Saturday, December 22, 2012

The Shabat Cat and Mayan Catopocalypse

Report from Jerusalem:

The End of the Mayan World we are dodging by having fled to the Land of Israel: here they use some other obsolete calendar, with no uneventful stretch between Hanukah and Tu Bishvat of year 5773.

I'm happy to report that the Rapture did not swallow Jerusalem, and from the balcony of our room at Beit Belgia the next Mayan cycle was ushered in by City on the Hill glowing golden, awash in glorious morning sunshine.

But the night at Beit Belgia was more eventful. It is sparkling shiny freshly renovated, and whoever won the the contract redid it on the cheap, so the lobby was flooded by the nights rain. We fall asleep to plaintive prayers of the Wailing Shabat Cat who got itself into the ventilation duct traversing guest rooms bathrooms. Whether it was she cat or he cat and whether she had the prayer shawl around her head and not across her shoulders (women get arrested for less at the West Wall) we could not tell, she wailed on much of the night.
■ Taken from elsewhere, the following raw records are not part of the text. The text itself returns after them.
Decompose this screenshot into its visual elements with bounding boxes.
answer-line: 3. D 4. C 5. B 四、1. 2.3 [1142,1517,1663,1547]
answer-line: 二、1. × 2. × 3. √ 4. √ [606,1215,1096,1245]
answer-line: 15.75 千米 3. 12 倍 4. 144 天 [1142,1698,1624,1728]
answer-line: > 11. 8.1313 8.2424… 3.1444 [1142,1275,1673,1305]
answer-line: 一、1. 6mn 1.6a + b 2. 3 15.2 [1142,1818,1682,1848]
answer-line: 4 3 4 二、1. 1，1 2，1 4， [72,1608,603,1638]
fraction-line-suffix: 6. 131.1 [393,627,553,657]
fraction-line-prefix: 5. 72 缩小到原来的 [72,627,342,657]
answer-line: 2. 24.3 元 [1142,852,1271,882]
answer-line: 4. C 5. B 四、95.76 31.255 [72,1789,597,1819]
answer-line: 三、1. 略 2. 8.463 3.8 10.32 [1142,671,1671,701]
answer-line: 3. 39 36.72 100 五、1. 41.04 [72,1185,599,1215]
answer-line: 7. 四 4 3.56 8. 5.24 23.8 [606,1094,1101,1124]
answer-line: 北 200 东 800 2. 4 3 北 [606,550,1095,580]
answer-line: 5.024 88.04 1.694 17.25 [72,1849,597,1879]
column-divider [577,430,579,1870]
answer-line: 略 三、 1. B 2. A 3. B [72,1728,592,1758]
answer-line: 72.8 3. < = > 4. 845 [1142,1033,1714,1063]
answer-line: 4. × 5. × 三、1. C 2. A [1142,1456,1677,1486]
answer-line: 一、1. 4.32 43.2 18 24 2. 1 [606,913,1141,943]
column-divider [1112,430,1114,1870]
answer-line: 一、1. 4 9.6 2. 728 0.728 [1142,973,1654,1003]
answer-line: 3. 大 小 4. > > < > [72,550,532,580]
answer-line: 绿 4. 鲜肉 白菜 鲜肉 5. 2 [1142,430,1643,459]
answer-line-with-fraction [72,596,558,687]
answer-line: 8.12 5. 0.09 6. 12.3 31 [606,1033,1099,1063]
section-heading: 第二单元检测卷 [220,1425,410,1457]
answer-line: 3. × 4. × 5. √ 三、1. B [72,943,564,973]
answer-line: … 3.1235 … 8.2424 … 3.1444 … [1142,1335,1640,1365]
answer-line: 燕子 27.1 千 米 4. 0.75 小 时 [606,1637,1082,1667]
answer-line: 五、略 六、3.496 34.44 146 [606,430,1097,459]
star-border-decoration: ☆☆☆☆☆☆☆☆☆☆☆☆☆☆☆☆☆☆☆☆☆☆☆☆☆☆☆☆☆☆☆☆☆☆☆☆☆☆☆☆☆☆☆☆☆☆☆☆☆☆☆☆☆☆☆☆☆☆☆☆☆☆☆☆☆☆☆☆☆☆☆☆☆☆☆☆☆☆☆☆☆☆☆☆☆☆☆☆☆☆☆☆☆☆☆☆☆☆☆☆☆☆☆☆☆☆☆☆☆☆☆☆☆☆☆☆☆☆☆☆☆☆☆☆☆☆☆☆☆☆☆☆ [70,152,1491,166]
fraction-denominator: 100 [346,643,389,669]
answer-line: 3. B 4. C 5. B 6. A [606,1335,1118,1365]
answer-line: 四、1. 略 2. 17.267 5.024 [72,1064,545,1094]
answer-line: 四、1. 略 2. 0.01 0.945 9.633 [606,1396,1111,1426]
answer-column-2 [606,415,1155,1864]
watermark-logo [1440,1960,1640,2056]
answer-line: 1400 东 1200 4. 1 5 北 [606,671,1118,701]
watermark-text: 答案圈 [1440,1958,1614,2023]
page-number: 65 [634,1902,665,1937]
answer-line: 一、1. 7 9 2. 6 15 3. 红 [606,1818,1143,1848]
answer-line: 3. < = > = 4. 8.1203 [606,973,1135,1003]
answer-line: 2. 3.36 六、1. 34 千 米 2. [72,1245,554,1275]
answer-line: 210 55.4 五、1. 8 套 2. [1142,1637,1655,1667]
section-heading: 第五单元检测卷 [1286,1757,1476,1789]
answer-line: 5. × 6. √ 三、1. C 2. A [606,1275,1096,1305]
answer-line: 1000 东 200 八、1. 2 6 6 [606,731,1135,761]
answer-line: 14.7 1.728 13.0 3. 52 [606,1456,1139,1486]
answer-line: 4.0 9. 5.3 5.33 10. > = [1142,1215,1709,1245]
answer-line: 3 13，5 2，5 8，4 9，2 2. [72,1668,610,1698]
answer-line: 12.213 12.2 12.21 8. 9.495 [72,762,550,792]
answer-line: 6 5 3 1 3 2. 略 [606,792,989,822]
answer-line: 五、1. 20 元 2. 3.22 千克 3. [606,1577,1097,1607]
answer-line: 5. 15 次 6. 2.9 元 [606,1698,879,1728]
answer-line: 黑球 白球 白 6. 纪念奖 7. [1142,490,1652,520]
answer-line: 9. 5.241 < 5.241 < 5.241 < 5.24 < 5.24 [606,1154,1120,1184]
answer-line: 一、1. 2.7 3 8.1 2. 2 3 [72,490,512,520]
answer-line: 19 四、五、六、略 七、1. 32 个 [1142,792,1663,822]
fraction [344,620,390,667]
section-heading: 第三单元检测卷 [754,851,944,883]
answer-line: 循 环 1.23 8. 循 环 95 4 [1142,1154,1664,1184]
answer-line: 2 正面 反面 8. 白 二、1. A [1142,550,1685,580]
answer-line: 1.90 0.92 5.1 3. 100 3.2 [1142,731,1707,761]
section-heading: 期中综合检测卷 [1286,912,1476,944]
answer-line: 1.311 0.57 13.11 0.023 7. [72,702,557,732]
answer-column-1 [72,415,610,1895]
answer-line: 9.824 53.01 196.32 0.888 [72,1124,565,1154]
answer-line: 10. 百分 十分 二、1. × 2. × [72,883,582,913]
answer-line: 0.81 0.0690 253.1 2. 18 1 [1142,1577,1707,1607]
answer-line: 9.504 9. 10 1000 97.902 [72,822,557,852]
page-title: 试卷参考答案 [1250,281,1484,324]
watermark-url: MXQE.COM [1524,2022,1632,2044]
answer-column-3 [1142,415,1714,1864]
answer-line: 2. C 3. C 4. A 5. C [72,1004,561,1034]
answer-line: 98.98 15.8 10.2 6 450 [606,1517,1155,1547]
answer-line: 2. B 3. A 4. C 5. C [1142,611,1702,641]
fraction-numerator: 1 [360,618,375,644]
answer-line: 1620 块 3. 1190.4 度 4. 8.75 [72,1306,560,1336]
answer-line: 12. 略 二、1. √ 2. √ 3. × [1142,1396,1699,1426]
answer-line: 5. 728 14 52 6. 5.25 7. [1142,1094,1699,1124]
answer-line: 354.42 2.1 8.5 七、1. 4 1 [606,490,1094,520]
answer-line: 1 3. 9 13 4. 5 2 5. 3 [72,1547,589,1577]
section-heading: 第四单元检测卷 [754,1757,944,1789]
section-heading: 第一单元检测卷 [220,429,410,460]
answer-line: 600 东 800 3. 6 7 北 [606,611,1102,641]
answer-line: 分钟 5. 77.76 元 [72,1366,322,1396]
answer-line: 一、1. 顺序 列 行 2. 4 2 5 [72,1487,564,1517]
And in the morning I could smell (I have friends who have to eleven cats too many) the unmistakeable marks of alpha cats marking off their territory in the carpeted hallway. When the happens, only thing to do is to tear down the plaster boards and rip off the carpets, and rebuild the Beit Belgia from the scratch.

Judging by the surly mug of House Speaker Boehner, the New World is till with us as well.